Mackenzie: So you're giving a mitigating circumstance.
iW: A mitigating circumstance! That's a bit of an understatement.
Mackenzie: Let's hold off the feminist stuff. It's nonsense. I was very, very conscious in this story to make the relationships between Joe and all the women as balanced as they possibly could be. None of the women are going into their encounters with Joe with their eyes closed. Both in the novel and in the film Joe says he's not interested in relationships unless they're mutual. We're allowed to be postfeminist, aren't we?
iW: Oh, you can do whatever you want as a filmmaker.
Mackenzie: Isn't it more about loneliness and...
iW: I doubt whether your film will be judged entirely or primarily along those lines because the film is beautifully made, shot, and directed by anyone's standards. But I would expect that you're going to get some intelligent discussion, which a film wants to provoke.
iW: You could also say that the role of Les, the father, is slighted. Just walking off the boat, leaving your wife and child to the lover, you could say that's very unconvincing. But I saw the film primarily as being more of a writer's fantasy. First of all, there's so much sex, and it comes so easily. When you're writing fiction, you need that motor, you want to write on the cutting edge of desire. That to me is a way to see the film and sidestep all these plausibility-type issues...
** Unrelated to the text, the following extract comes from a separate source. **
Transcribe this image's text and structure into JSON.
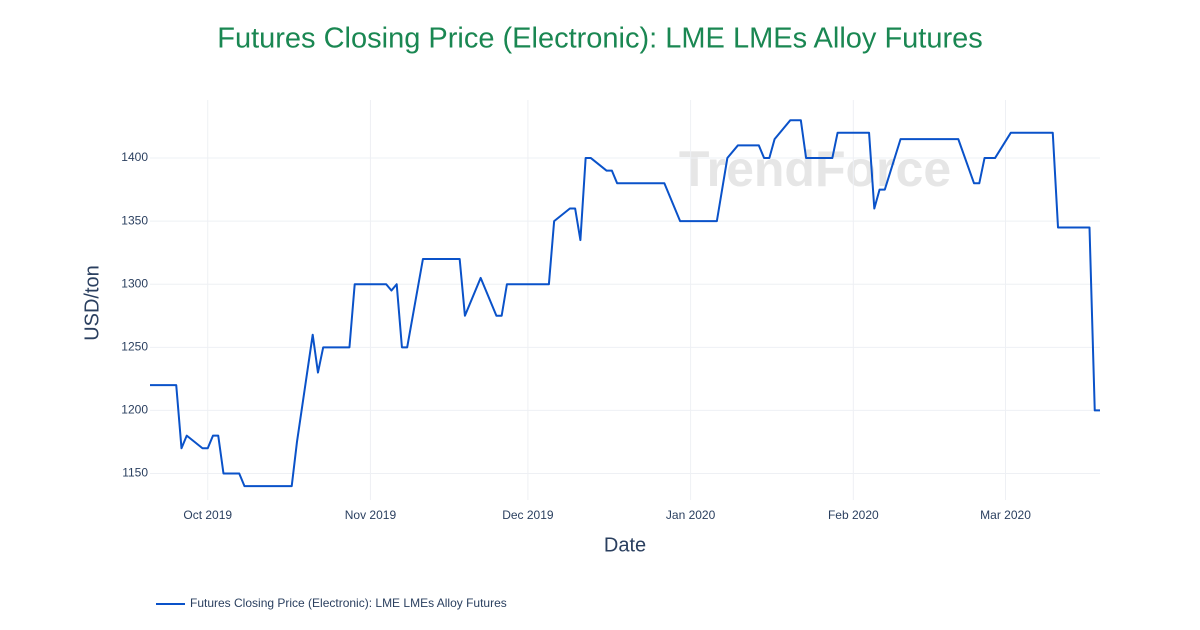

Mackenzie: I'm surprised you find the guy walking off the barge -- it being her barge which you liked -- as being a problem.
iW: I do like it being her barge and I do think the dad walking off is a problem. But I don't want to look at the film as naturalism or social realism. This is not Ken Loach.
Mackenzie: It was never intended to be.
iW: We get the idea from the way it's shot, all the visual cues, and because it's first person, that it's a writerly enterprise. You're not going to have picket lines in front of the theatre, don't worry. But questions will arise with some viewers. Cathy is definitely being trashed. First of all she's pushed into the canal. Whether it's accidental or...
Mackenzie: She's not pushed. She falls.
iW: He accidentally knocks her into the canal, in the course of an... [argument]
Mackenzie: He doesn't touch her. She grabs hold of him and he turns round and she slips.
iW: Doesn't he feel responsible for the accident?
Mackenzie: Without question. From the beginning the whole film is inflected with that. He's operating in a grief-stricken mode, grief and guilt... In much the same way that Marlon Brando's character is in "Last Tango in Paris." And I think there's a connection between grief and sexuality... Probably a desire to reproduce. Death and sex. Carine Adler's "Under the Skin" was dealing with a similar thing.
iW: But that was about the loss of a mother. So you see excessive sex as a reaction to...
Mackenzie: Are we talking about excessive sex? A period of three months where a guy meets four different women?
iW: There's a lot of fucking in the film. What's good is some of it is woman-sensitive sex.
Mackenzie: Even though a female character is being abused.
iW: I said, one of them is.
Mackenzie: Sex is part of the story, no question about that. A lonely grief-stricken guilty character reaching out across the void trying to find some comfort.
iW: Wait -- he's a writer, isn't he?
Mackenzie: Which means?
iW: Which means that as a fiction writer you generate experiences that will nourish your psyche.
Mackenzie: One of the things that drew me to the novella was the poetic dry sensuality with which he regards the world around him. He was a writer with no inspiration and as soon as he threw the typewriter into the canal the real story started happening... By the end of the film he has a story.